It's also a basic MP3 and WAV audio player, with bass and treble controls, as well as eight volume presets and stereo outputs. What's more, it lets you download JPEGs, BMP, and GIF files from your PC or digital camera, then catalog and categorize them into any number of "digital photo albums." The Mine even hooks up to a television set with a composite video output, so you can share your pictures with friends and family without making Uncle Fred and all the cousins huddle around and peer over your shoulder at the unit's bright, but relatively tiny, LCD display.
The Mine also allows you to email photos and audio files using "templates" that you've created on your PC and downloaded to the unit. You can't type in messages on the Mine itself, but you can download your email address book and select from the "templates" that you've created with subject lines and messages. The lack of a text-entry keypad (three buttons on the front and three more on the side control all the functions) is a drawback, but you can use the Mine's built-in microphone to record voice memos and respond to email verbally if you're so inclined.

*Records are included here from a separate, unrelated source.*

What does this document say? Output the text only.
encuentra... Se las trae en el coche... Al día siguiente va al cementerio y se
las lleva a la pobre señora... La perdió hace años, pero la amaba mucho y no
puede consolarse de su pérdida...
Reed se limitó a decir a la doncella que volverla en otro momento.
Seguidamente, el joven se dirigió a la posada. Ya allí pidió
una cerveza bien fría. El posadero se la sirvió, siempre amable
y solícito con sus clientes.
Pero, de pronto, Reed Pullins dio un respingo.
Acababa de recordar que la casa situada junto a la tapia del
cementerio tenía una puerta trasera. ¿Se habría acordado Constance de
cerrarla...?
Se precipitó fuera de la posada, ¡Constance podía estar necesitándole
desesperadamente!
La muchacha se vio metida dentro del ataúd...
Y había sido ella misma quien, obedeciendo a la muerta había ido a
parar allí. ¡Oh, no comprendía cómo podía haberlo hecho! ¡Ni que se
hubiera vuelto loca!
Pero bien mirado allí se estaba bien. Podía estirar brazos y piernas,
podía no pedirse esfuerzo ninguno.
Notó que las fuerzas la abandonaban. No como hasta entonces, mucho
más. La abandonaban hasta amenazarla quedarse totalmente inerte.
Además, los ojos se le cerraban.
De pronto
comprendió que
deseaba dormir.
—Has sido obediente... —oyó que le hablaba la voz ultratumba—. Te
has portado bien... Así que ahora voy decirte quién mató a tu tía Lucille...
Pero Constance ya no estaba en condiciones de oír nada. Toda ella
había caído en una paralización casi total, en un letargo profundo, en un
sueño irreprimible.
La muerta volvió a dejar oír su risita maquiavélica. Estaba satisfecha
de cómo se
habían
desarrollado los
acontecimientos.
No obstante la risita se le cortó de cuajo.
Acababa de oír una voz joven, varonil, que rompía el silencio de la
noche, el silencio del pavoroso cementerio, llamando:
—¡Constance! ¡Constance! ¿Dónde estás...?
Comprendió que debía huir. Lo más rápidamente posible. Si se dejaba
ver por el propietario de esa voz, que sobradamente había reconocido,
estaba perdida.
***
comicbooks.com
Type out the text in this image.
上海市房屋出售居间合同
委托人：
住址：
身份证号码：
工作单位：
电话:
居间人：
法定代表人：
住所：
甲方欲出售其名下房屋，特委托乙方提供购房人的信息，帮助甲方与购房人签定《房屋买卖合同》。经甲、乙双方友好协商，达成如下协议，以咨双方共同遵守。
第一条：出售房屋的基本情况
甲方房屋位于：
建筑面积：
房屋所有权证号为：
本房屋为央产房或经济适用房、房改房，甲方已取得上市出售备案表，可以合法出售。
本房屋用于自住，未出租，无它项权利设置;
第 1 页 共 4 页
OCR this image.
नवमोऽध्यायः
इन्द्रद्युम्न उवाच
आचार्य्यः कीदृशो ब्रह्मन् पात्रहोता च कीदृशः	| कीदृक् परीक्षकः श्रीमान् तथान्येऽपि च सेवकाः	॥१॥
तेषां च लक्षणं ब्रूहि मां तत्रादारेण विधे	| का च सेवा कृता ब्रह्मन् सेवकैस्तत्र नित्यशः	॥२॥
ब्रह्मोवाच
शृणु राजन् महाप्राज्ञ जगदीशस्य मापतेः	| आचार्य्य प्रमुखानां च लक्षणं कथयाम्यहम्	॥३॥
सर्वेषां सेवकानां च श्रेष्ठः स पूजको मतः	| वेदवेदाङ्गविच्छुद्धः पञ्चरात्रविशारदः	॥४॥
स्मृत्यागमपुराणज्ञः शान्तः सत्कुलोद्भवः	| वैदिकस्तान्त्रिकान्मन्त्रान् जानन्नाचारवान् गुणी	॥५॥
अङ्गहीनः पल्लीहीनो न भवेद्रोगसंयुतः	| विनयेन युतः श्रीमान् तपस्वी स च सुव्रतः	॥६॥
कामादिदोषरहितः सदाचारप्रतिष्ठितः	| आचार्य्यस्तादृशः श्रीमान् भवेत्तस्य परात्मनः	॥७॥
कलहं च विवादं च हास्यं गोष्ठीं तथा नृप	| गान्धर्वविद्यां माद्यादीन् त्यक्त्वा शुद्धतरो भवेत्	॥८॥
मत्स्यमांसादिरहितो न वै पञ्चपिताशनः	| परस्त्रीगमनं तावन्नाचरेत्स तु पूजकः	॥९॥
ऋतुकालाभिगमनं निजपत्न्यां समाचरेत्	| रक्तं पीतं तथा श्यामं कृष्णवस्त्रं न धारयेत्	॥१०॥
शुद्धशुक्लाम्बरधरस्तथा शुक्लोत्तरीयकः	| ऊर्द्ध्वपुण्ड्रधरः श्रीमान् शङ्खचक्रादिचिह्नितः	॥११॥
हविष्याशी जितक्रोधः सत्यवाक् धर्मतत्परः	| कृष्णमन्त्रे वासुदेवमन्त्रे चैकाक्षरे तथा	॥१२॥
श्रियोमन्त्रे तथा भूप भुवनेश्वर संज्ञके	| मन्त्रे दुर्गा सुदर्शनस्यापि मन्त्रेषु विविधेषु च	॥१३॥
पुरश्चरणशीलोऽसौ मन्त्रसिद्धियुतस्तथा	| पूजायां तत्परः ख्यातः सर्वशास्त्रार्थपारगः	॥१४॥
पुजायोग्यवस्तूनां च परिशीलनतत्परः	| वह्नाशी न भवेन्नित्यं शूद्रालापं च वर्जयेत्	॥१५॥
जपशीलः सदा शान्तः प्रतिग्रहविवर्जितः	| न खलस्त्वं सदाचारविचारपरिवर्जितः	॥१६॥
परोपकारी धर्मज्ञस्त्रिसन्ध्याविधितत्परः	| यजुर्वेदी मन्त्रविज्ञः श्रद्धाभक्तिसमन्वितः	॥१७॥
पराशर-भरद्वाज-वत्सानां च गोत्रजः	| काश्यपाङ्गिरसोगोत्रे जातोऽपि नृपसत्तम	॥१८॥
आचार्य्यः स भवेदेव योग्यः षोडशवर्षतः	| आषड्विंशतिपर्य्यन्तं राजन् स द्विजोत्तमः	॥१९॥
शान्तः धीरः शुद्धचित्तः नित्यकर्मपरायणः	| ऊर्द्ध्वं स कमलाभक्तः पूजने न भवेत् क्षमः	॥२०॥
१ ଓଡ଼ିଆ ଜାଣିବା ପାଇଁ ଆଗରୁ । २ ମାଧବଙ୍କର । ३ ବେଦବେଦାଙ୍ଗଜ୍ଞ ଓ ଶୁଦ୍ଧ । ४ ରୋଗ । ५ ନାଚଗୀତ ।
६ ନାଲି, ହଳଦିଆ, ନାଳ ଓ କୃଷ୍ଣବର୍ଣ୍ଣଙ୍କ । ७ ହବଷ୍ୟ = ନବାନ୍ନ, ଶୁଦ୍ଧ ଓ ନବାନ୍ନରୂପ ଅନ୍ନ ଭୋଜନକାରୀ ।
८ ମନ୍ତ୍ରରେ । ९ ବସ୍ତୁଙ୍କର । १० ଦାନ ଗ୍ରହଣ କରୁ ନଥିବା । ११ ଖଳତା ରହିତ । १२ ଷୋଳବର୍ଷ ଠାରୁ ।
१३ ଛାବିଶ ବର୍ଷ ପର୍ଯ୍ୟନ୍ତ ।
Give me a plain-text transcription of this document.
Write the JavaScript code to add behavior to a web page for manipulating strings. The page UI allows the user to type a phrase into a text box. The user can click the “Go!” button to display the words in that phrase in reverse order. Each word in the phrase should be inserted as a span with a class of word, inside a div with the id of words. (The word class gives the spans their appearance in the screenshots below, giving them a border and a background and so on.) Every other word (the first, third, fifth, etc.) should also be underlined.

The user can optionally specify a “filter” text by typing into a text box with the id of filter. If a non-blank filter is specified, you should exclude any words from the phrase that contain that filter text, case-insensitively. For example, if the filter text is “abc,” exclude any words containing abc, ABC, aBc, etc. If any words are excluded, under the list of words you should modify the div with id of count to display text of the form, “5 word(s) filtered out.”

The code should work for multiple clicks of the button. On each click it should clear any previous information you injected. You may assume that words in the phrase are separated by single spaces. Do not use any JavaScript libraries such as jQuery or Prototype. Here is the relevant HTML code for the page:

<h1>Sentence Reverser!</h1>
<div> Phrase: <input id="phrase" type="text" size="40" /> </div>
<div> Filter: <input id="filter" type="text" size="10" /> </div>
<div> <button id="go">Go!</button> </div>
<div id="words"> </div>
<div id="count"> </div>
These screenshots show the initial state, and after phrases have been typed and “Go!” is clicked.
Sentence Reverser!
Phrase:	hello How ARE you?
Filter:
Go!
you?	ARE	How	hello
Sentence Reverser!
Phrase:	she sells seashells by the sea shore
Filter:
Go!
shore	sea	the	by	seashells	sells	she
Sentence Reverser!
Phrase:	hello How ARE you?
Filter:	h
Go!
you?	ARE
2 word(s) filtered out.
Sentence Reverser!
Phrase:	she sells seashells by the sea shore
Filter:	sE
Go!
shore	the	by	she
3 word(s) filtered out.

With both Ethernet and PC card ports, the Mine can also work as a mini-FTP server, letting you assign passwords to friends, family, and associates so they can access photos, audio files, and data remotely. Access is customizable, too, so that you can give your family access to your photo albums while giving your business associates access to your calendar or projects.
Boasting a price tag of nearly $600, the Mine isn't for everyone, and it's just a bit too large to really feel like a handheld device. But it's still darned cool.